Only one of nine states to employ such a tax, Ohio’s tax is imposed annually on businesses based on gross receipts from business productivity. Businesses with Ohio taxable gross receipts of $150,000 or more per calendar year must register for the tax.

House Bill 234 would reduce the CAT during the course of a five-year period by implementing a reduction by 20 percent each year until it is completely repealed, Gross explained.

McClain, HB 243’s joint sponsor, defined the term “pyramiding” to his House peers.

“Tax pyramiding is when taxation is repeated at multiple points within a production chain which ultimately results in excessively high rates on products involving multiple companies along the production path and lower rates on products produced with limited production stages or entirely in-house,” he said.

The lawmaker said the appeal of such a tax scheme is the rate is low and it can be spread broadly across all types of businesses.

“But, as we’ve experienced in years since 2005, the actual effect on businesses has been very different,” McClain continued. “Any gross receipt-based tax policy inherently creates disparate effective tax rates for businesses and industries. It doesn’t rely on net-profit margin or even profitability at all.

“The effect of this is reflected in Ohio by the creation of many exclusions or ‘carve-outs’ since 2005 as we’ve realized the CAT simply doesn’t work for some Ohio-based operations or industries.

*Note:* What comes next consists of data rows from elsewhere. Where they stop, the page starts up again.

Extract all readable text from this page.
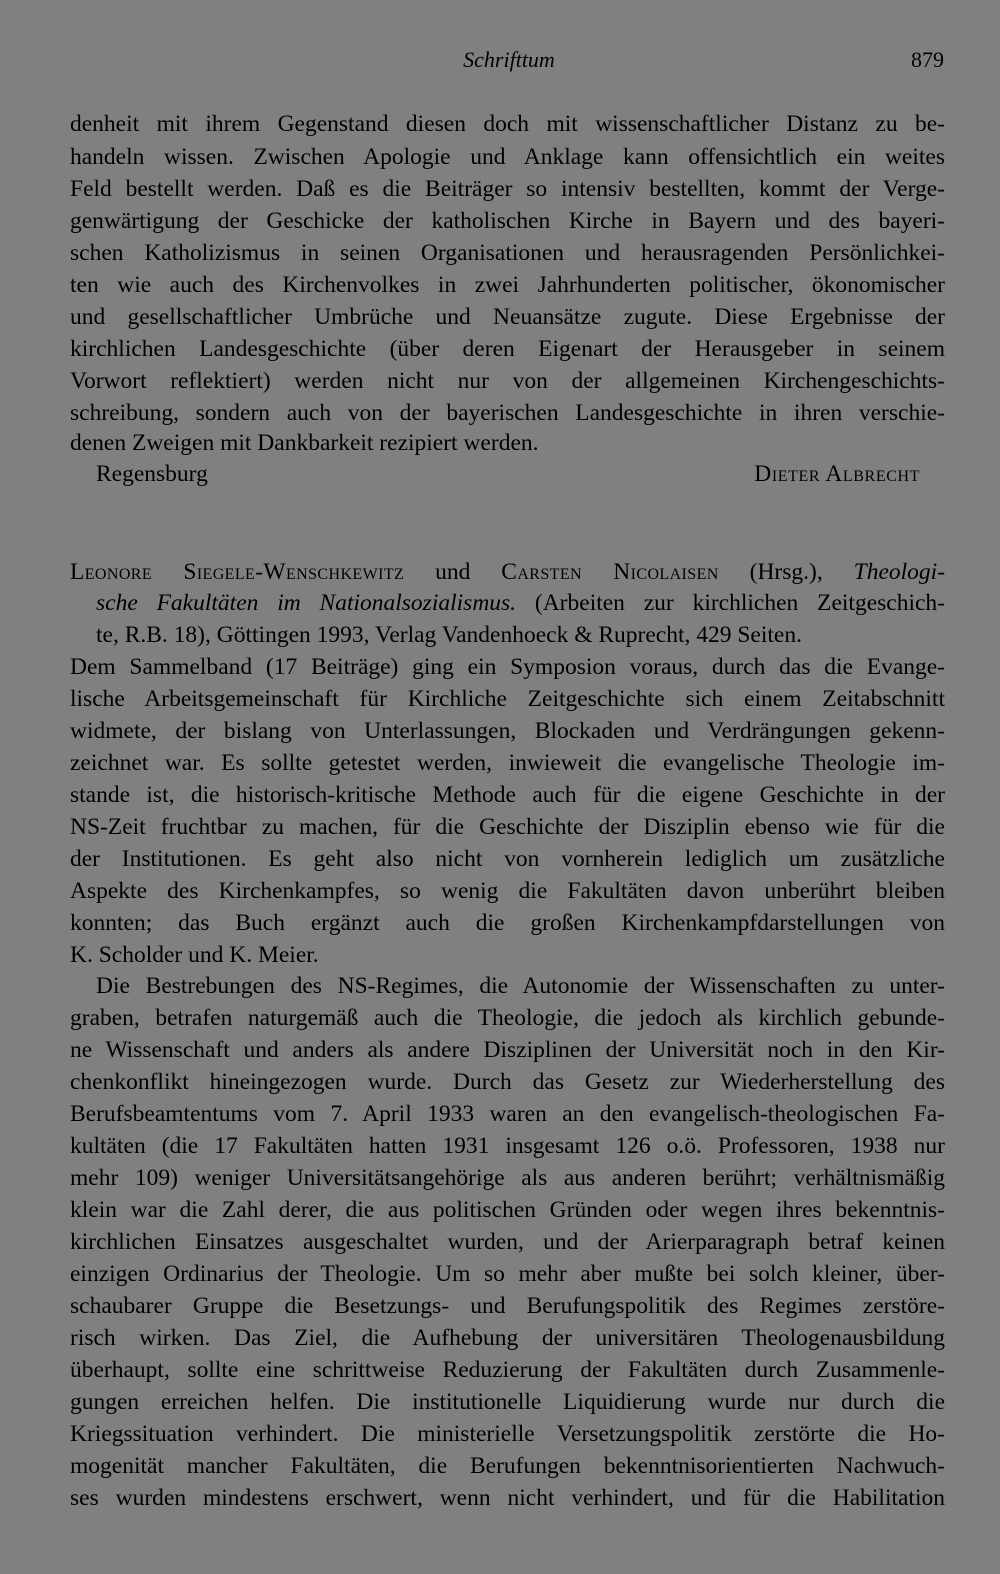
Schrifttum	879
denheit mit ihrem Gegenstand diesen doch mit wissenschaftlicher Distanz zu be-
handeln wissen. Zwischen Apologie und Anklage kann offensichtlich ein weites
Feld bestellt werden. Daß es die Beiträger so intensiv bestellten, kommt der Verge-
genwärtigung der Geschicke der katholischen Kirche in Bayern und des bayeri-
schen Katholizismus in seinen Organisationen und herausragenden Persönlichkei-
ten wie auch des Kirchenvolkes in zwei Jahrhunderten politischer, ökonomischer
und gesellschaftlicher Umbrüche und Neuansätze zugute. Diese Ergebnisse der
kirchlichen Landesgeschichte (über deren Eigenart der Herausgeber in seinem
Vorwort reflektiert) werden nicht nur von der allgemeinen Kirchengeschichts-
schreibung, sondern auch von der bayerischen Landesgeschichte in ihren verschie-
denen Zweigen mit Dankbarkeit rezipiert werden.
Regensburg	Dieter Albrecht
Leonore Siegele-Wenschkewitz und Carsten Nicolaisen (Hrsg.), Theologi-
sche Fakultäten im Nationalsozialismus. (Arbeiten zur kirchlichen Zeitgeschich-
te, R.B. 18), Göttingen 1993, Verlag Vandenhoeck & Ruprecht, 429 Seiten.
Dem Sammelband (17 Beiträge) ging ein Symposion voraus, durch das die Evange-
lische Arbeitsgemeinschaft für Kirchliche Zeitgeschichte sich einem Zeitabschnitt
widmete, der bislang von Unterlassungen, Blockaden und Verdrängungen gekenn-
zeichnet war. Es sollte getestet werden, inwieweit die evangelische Theologie im-
stande ist, die historisch-kritische Methode auch für die eigene Geschichte in der
NS-Zeit fruchtbar zu machen, für die Geschichte der Disziplin ebenso wie für die
der Institutionen. Es geht also nicht von vornherein lediglich um zusätzliche
Aspekte des Kirchenkampfes, so wenig die Fakultäten davon unberührt bleiben
konnten; das Buch ergänzt auch die großen Kirchenkampfdarstellungen von
K. Scholder und K. Meier.
Die Bestrebungen des NS-Regimes, die Autonomie der Wissenschaften zu unter-
graben, betrafen naturgemäß auch die Theologie, die jedoch als kirchlich gebunde-
ne Wissenschaft und anders als andere Disziplinen der Universität noch in den Kir-
chenkonflikt hineingezogen wurde. Durch das Gesetz zur Wiederherstellung des
Berufsbeamtentums vom 7. April 1933 waren an den evangelisch-theologischen Fa-
kultäten (die 17 Fakultäten hatten 1931 insgesamt 126 o.ö. Professoren, 1938 nur
mehr 109) weniger Universitätsangehörige als aus anderen berührt; verhältnismäßig
klein war die Zahl derer, die aus politischen Gründen oder wegen ihres bekenntnis-
kirchlichen Einsatzes ausgeschaltet wurden, und der Arierparagraph betraf keinen
einzigen Ordinarius der Theologie. Um so mehr aber mußte bei solch kleiner, über-
schaubarer Gruppe die Besetzungs- und Berufungspolitik des Regimes zerstöre-
risch wirken. Das Ziel, die Aufhebung der universitären Theologenausbildung
überhaupt, sollte eine schrittweise Reduzierung der Fakultäten durch Zusammenle-
gungen erreichen helfen. Die institutionelle Liquidierung wurde nur durch die
Kriegssituation verhindert. Die ministerielle Versetzungspolitik zerstörte die Ho-
mogenität mancher Fakultäten, die Berufungen bekenntnisorientierten Nachwuch-
ses wurden mindestens erschwert, wenn nicht verhindert, und für die Habilitation
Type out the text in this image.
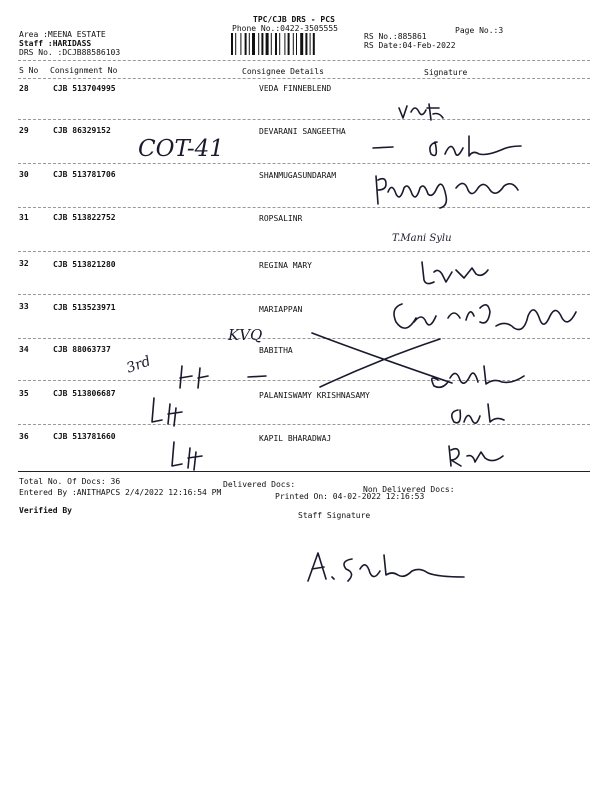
TPC/CJB DRS - PCS
Phone No.:0422-3505555	Page No.:3
Area :MEENA ESTATE
Staff :HARIDASS
DRS No. :DCJB88586103
RS No.:885861
RS Date:04-Feb-2022
S No Consignment No	Consignee Details	Signature
28	CJB 513704995	VEDA FINNEBLEND
29	CJB 86329152	DEVARANI SANGEETHA
30	CJB 513781706	SHANMUGASUNDARAM
31	CJB 513822752	ROPSALINR
32	CJB 513821280	REGINA MARY
33	CJB 513523971	MARIAPPAN
34	CJB 88063737	BABITHA
35	CJB 513806687	PALANISWAMY KRISHNASAMY
36	CJB 513781660	KAPIL BHARADWAJ
Total No. Of Docs: 36	Delivered Docs:
Non Delivered Docs:
Entered By :ANITHAPCS 2/4/2022 12:16:54 PM	Printed On: 04-02-2022 12:16:53
Verified By
Staff Signature
COT-41
T.Mani Sylu
KVQ
3rd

We are up to (No.) 42 on the growing list.”

The phase out would begin next year, pending the bill’s approval.

According to analysis by the Ohio Legislative Service Commission, commercial activity tax liability would be calculated at the following phase-out rates: 80 percent for calendar year 2022; 60 percent for 2023; 40 percent for 2024; 20 percent for 2025.

Under current law, 85 percent of commercial activity tax revenue, after deductions for the costs of administering the tax, is credited to the General Revenue Fund, 13 percent is credited to the School District Property Tax Replacement Fund and two percent is credited to the Local Government Property Tax Replacement Fund, the commission’s analysis provided.

“The net effect of the CAT repeal is that the GRF will bear the total cost of making TPP replacement payments, instead of all or part of that cost being paid directly from CAT receipts,” attorney Michael Hinel wrote for the commission.

HB 234, which enjoys co-sponsor support of 13 fellow House members, awaits further consideration by the committee.